Levante a mão quem nunca disse – com convicção ou com raiva – ou ouviu uma colega dizer uma dessas frases. Um discurso alinhado e linear, bem ensaiadinho e repetido há gerações por mulheres de diferentes raças, credo, classes sociais. Curioso, né? Se fosse um case de comunicação, com certeza seria premiado pela excelente mensagem-chave multiplicada pelos stakeholders prioritários.

Mas basta olhar com um pouquinho mais de atenção à narrativa para perceber que, como dizemos aqui em Minas, tem caroço nesse angu. E nesse caso, meu amigo, o que a experiência me diz é que, mais cedo ou mais tarde, a crise se apresenta. Batata!
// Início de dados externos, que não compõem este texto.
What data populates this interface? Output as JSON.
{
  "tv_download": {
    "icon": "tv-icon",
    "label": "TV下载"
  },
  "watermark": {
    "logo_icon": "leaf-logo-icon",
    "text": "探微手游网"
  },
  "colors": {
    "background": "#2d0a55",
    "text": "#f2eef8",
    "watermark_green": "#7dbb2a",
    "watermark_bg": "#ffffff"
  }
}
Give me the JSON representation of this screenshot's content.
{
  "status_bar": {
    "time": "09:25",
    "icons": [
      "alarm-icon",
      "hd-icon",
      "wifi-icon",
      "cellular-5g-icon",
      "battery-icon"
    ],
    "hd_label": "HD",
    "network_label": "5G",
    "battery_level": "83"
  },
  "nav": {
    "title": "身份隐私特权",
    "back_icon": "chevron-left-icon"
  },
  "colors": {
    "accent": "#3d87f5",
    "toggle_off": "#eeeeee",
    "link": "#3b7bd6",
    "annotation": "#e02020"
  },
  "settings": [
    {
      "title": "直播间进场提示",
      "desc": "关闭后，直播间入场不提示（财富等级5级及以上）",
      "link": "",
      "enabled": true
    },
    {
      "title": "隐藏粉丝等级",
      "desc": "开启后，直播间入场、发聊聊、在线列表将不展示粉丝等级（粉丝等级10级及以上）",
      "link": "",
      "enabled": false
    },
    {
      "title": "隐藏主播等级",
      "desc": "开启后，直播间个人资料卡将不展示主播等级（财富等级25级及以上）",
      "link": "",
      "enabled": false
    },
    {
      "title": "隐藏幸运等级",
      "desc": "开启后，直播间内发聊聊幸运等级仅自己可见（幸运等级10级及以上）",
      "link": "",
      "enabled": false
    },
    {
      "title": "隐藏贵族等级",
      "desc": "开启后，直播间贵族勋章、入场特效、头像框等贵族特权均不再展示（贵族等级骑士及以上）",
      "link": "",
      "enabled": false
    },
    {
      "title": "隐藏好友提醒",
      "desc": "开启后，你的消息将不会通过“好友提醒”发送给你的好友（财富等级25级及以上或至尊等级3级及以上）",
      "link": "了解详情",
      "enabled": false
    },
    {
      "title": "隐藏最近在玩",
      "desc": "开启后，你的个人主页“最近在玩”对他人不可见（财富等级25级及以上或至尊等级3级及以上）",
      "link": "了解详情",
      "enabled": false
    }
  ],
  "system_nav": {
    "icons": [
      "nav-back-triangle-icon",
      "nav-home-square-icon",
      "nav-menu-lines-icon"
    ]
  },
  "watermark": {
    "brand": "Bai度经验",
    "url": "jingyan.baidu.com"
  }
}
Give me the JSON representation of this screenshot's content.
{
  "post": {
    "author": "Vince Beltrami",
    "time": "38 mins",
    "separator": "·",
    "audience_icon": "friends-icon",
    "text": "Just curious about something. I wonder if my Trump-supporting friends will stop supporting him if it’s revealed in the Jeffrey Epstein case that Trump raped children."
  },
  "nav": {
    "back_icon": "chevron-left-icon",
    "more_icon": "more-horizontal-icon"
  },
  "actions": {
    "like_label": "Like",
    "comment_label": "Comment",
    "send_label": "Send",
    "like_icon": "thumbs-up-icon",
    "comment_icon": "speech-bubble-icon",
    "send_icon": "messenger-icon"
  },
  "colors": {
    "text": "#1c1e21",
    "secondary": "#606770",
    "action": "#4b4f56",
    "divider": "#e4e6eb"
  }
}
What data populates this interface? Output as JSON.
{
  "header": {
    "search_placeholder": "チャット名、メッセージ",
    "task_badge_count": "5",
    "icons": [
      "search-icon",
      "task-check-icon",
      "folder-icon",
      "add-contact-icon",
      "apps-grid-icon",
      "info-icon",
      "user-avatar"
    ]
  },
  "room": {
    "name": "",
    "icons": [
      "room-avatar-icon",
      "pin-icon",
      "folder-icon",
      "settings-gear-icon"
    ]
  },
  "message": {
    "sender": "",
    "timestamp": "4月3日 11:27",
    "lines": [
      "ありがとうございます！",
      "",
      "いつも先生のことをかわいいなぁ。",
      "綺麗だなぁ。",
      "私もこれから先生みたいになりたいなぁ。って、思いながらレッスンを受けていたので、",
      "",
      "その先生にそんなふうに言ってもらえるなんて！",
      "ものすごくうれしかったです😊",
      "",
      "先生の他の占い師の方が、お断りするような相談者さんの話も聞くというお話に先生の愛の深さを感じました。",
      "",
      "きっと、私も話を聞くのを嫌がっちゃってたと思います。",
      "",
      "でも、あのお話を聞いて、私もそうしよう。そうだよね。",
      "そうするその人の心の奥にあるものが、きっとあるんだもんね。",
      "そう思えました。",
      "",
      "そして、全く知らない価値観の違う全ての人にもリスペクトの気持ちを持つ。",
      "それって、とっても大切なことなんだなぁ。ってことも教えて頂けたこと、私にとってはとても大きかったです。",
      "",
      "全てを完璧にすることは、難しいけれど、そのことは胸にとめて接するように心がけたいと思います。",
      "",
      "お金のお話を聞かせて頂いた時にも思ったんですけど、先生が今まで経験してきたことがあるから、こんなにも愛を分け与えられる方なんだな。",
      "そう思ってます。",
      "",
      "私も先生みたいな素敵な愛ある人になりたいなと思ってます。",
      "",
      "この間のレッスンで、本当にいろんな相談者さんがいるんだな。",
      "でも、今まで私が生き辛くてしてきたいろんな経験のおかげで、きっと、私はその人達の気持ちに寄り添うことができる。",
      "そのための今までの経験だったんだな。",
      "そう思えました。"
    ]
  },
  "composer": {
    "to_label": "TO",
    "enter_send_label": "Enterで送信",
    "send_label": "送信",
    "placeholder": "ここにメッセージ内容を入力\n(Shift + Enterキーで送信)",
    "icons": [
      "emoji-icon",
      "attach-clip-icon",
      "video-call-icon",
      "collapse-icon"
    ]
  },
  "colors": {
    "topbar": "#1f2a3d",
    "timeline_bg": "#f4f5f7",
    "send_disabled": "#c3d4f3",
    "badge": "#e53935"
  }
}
Apesar de terem se intensificado nos últimos anos, as reflexões sobre a sobrecarga e invisibilidade não são de hoje. Quem primeiro escreveu sobre este estado de invisibilidade das mulheres para o mundo do progresso foi a economista dinamarquesa Ester Boserup, em 1970. No livro “Woman’s Role in Economic Development” (O papel da mulher no desenvolvimento econômico”, em tradução literal). Na obra, ela questiona o pensamento estagnado que considera “natural” a divisão de tarefas a partir da perspectiva de gênero. (Estudantes: seria ou não seria um bom repertório para a redação do Enem?).

Mês passado, essa mesma perspectiva foi questionada pelas mulheres islandesas, que cruzaram os braços por 24 horas e chamaram a atenção do mundo todo para a falta de equidade salarial e para a sobrecarga das mulheres nas tarefas de cuidado.

Cheguei a comentar com uma amiga que se fizéssemos o mesmo no Brasil, as crianças e idosos morreriam à míngua. Pois bem, não paramos em greve geral, mas paramos hoje para pensar em como lidar com os desafios para enfrentar a invisibilidade do trabalho de cuidado das mulheres no Brasil. Quase 4 milhões de pessoas se dedicaram a escrever sobre o tema no Enem. E levaram suas reflexões para suas famílias, amigos, professores e vizinhos. Se isso não é o potencial transformador da educação, não sei o que mais pode ser.

Claro que sabemos que uma redação não resolve uma questão tão complexa e arraigada como essa. Tampouco muda o mundo num piscar de olhos. Mas dá uma esperança danada de ver essa reflexão sair do papel e provocar ações individuais, coletivas, políticas e sociais, essas sim transformadoras e capazes de mudar o mundo.